第11章 Tsumbergia
俺の大恩人であるコラさん。
あの人の本懐を遂げる為に生きてきた。
コラさんの事を考えると一緒に浮かぶのは子供の頃に一度会ったあの盲目の女。
病に侵されていた俺にも優しくしてくれた人。
あの人の帰りを待っている人。
彼女はまだ、コラさんの帰りを待っているのだろうか。
偉大なる航路の海上。
元王下七武海であるトラファルガー・ローは一度新世界を抜け、ある島に向かっていた。
「キャプテン、言われた島にもう少しで着くよー」
「あぁ」
この船の航海士である白くまのベポはローの隣に立つと手に持っていたエターナルポースを見る。
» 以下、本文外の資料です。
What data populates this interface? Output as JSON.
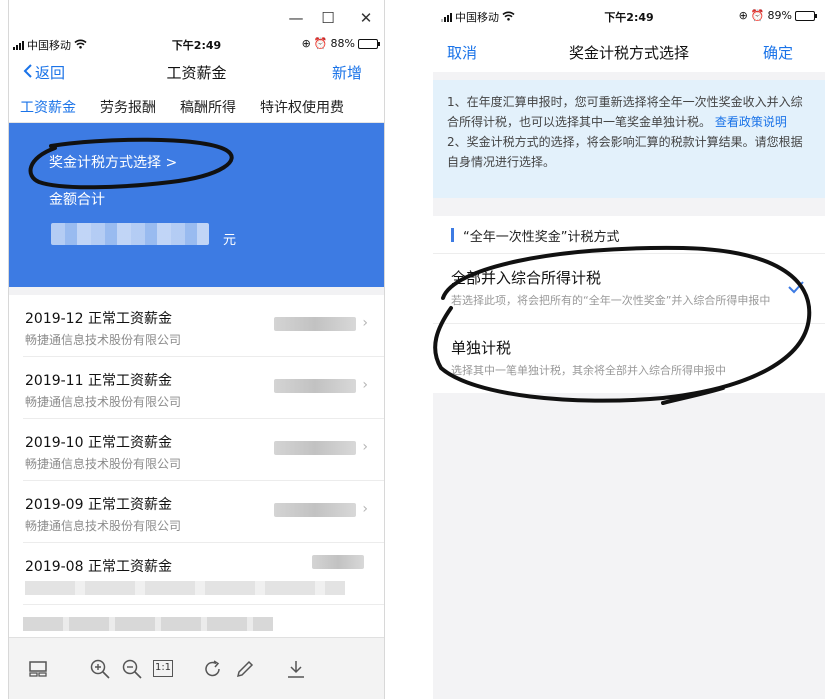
{
  "left": {
    "window_controls": {
      "minimize": "—",
      "maximize": "☐",
      "close": "✕"
    },
    "status": {
      "carrier": "中国移动",
      "time": "下午2:49",
      "battery": "88%"
    },
    "nav": {
      "back": "返回",
      "title": "工资薪金",
      "action": "新增"
    },
    "tabs": [
      {
        "label": "工资薪金",
        "active": true
      },
      {
        "label": "劳务报酬",
        "active": false
      },
      {
        "label": "稿酬所得",
        "active": false
      },
      {
        "label": "特许权使用费",
        "active": false
      }
    ],
    "hero": {
      "method_link": "奖金计税方式选择 >",
      "total_label": "金额合计",
      "unit": "元"
    },
    "records": [
      {
        "title": "2019-12 正常工资薪金",
        "company": "畅捷通信息技术股份有限公司"
      },
      {
        "title": "2019-11 正常工资薪金",
        "company": "畅捷通信息技术股份有限公司"
      },
      {
        "title": "2019-10 正常工资薪金",
        "company": "畅捷通信息技术股份有限公司"
      },
      {
        "title": "2019-09 正常工资薪金",
        "company": "畅捷通信息技术股份有限公司"
      },
      {
        "title": "2019-08 正常工资薪金",
        "company": ""
      }
    ],
    "toolbar_icons": [
      "thumbnail-icon",
      "zoom-in-icon",
      "zoom-out-icon",
      "actual-size-icon",
      "rotate-icon",
      "edit-icon",
      "download-icon"
    ],
    "toolbar_actual_size_label": "1:1"
  },
  "right": {
    "status": {
      "carrier": "中国移动",
      "time": "下午2:49",
      "battery": "89%"
    },
    "nav": {
      "cancel": "取消",
      "title": "奖金计税方式选择",
      "confirm": "确定"
    },
    "notice": {
      "line1": "1、在年度汇算申报时，您可重新选择将全年一次性奖金收入并入综合所得计税，也可以选择其中一笔奖金单独计税。",
      "link": "查看政策说明",
      "line2": "2、奖金计税方式的选择，将会影响汇算的税款计算结果。请您根据自身情况进行选择。"
    },
    "section_title": "“全年一次性奖金”计税方式",
    "options": [
      {
        "title": "全部并入综合所得计税",
        "desc": "若选择此项，将会把所有的“全年一次性奖金”并入综合所得申报中",
        "selected": true
      },
      {
        "title": "单独计税",
        "desc": "选择其中一笔单独计税，其余将全部并入综合所得申报中",
        "selected": false
      }
    ]
  },
  "colors": {
    "accent": "#1a73e8",
    "hero_blue": "#3d7be3",
    "notice_bg": "#e3f1fb",
    "page_gray": "#f3f3f5"
  }
}
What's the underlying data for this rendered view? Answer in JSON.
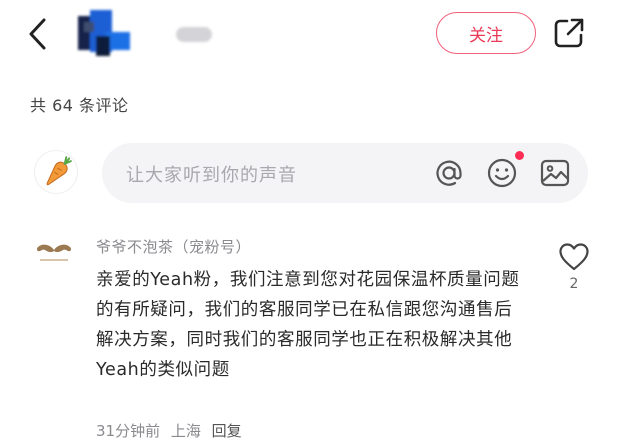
{
  "header": {
    "follow_label": "关注"
  },
  "comments_header": {
    "count_text": "共 64 条评论"
  },
  "composer": {
    "placeholder": "让大家听到你的声音"
  },
  "comment": {
    "author": "爷爷不泡茶（宠粉号）",
    "body": "亲爱的Yeah粉，我们注意到您对花园保温杯质量问题的有所疑问，我们的客服同学已在私信跟您沟通售后解决方案，同时我们的客服同学也正在积极解决其他Yeah的类似问题",
    "time": "31分钟前",
    "location": "上海",
    "reply_label": "回复",
    "like_count": "2"
  },
  "icons": {
    "back": "chevron-left-icon",
    "share": "share-external-icon",
    "mention": "at-sign-icon",
    "emoji": "smiley-icon",
    "image": "image-icon",
    "like": "heart-outline-icon"
  },
  "colors": {
    "accent": "#ea3a57",
    "notification_dot": "#ff2d55",
    "input_bg": "#f4f4f6",
    "muted_text": "#8a8a8f"
  }
}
「キャプテン、このエターナルポース…随分前から持っていたけど思い入れがある島なの?」
「……あぁ。あの人の本懐を遂げた今、会いにいかねぇといけない奴がいる島だ」
エターナルポースには“クロム島”と刻まれている。
「ベポ、あの海賊から取った---は?」
「オペ室に保管しているけどあんなの何に使うの?」
「この島で必要な物だ。管理を怠るなよ」
『彼を…お願いね。困っていたり怪我しそうだったら手助けしてあげて』
『あと、もし何かあって…彼が死にそうで…君を生きて逃がそうとしたならあなたは生きて』
あの日、コラさんに内緒で交わした俺と彼女の約束。
笑顔で俺達を送り出す時に一瞬だけ見せた悲しげな表情。
『ロー、オペオペの実が使えるようになったら…リオのとこも行こうな…』
あの日コラさん言ったあの言葉。
13年もかかったが、今コラさんの想いを叶える。